Complex Joins Example

In my opinion one of the coolest features of DuckDB is it's ability to join across multiple data sources and types. Here's how to join multiple data sources in DuckDB:

-- Install required extensions
INSTALL sqlite;
LOAD sqlite;
INSTALL postgres_scanner;
LOAD postgres_scanner;
INSTALL mysql_scanner;
LOAD mysql_scanner;

-- Join multiple sources
SELECT
    c.distid, c.name, c.email,
    j.age, j.color,
    m.code, m.name as country_name,
    count(o.ordernumber) as order_count,
    sum(o.order_amount) as order_total,
    count(oi.itemid) as item_count
-- CSV file
FROM read_csv('d:/temp3/names.csv') c
-- JSON file
JOIN read_json('d:/temp3/ages.json') j on j.distid = c.distid 
-- SQLite DB
JOIN sqlite_attach('orders.db').orders o on o.dist_id = c.distid
-- Postgres DB
JOIN postgres_attach('host=localhost user=postgres password=password dbname=master').order_items oi on oi.distid = c.distid
-- MySQL DB
JOIN mysql_attach('host=localhost user=root password=password dbname=dis_live').states m on m.code = o.state and m.country = 'US'
GROUP BY 
    c.distid, c.name, c.email,
    j.age, j.color,
    m.code, m.name;

DuckDB is quickly becoming essential in modern data workflows due to its ability to process analytical queries on large datasets with impressive speed and minimal setup.
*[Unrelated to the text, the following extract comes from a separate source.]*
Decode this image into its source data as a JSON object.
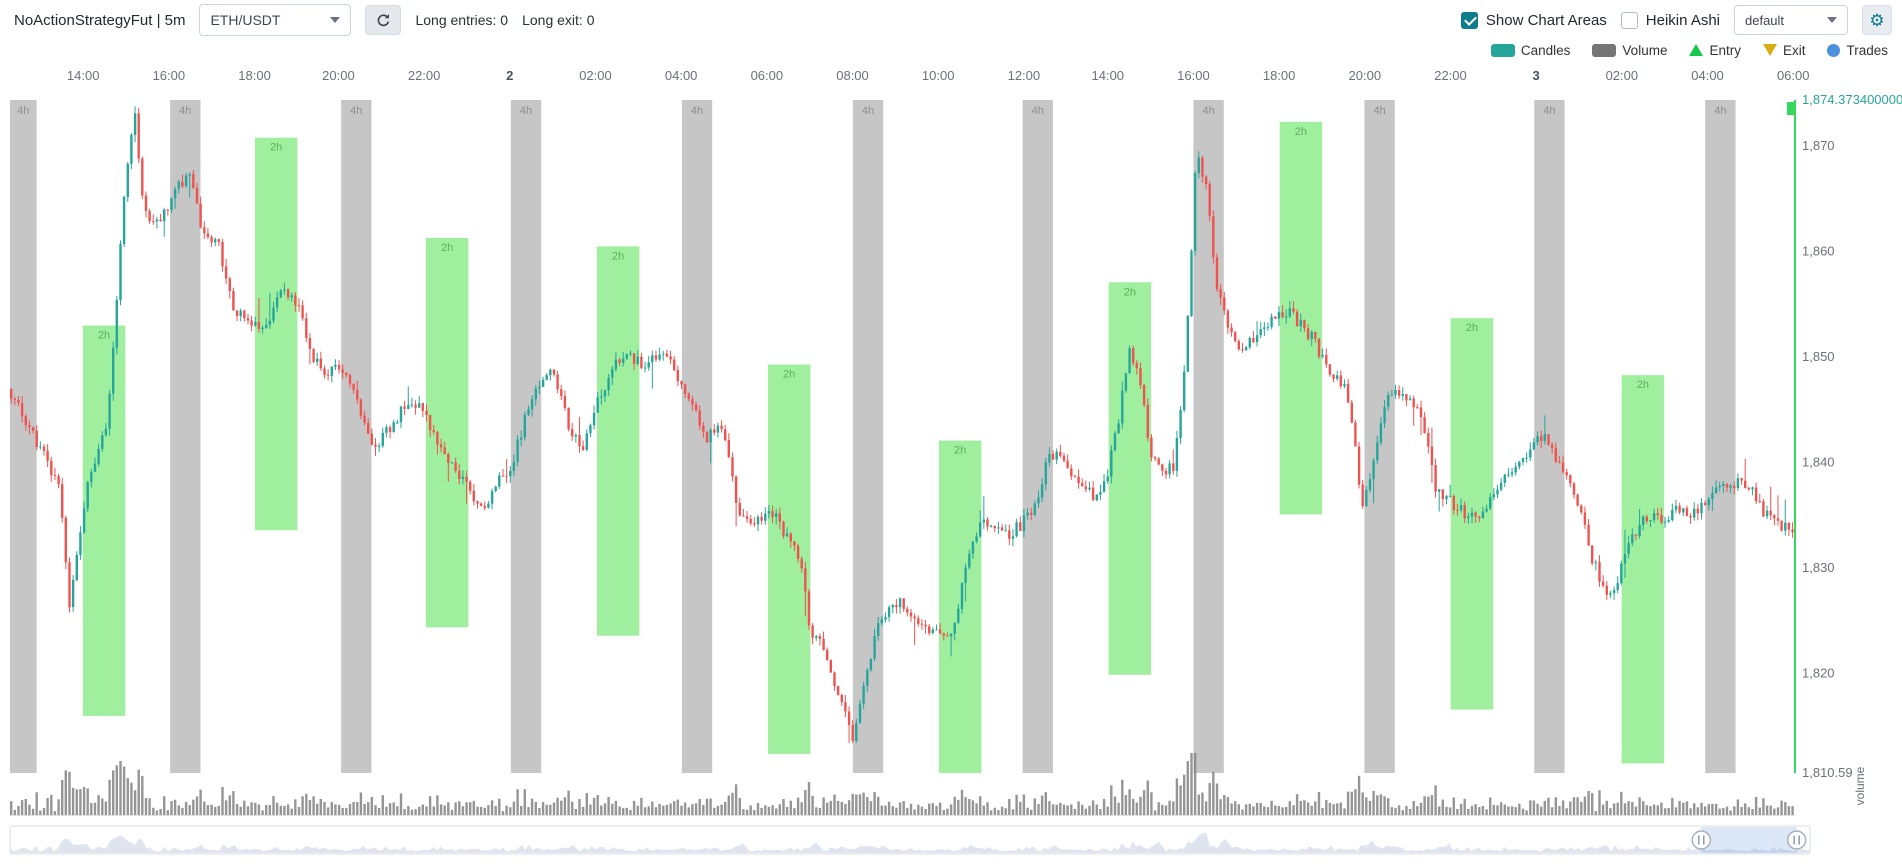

As an embedded SQL OLAP database, it excels at columnar analytics while integrating seamlessly with Python and R. For data professionals facing growing data volumes, DuckDB offers a lightweight yet powerful alternative to complex data warehouse setups, enabling fast in-memory processing of gigabyte-scale datasets with familiar SQL syntax. Learning DuckDB today means gaining a valuable tool that bridges the gap between local development and production-scale data engineering.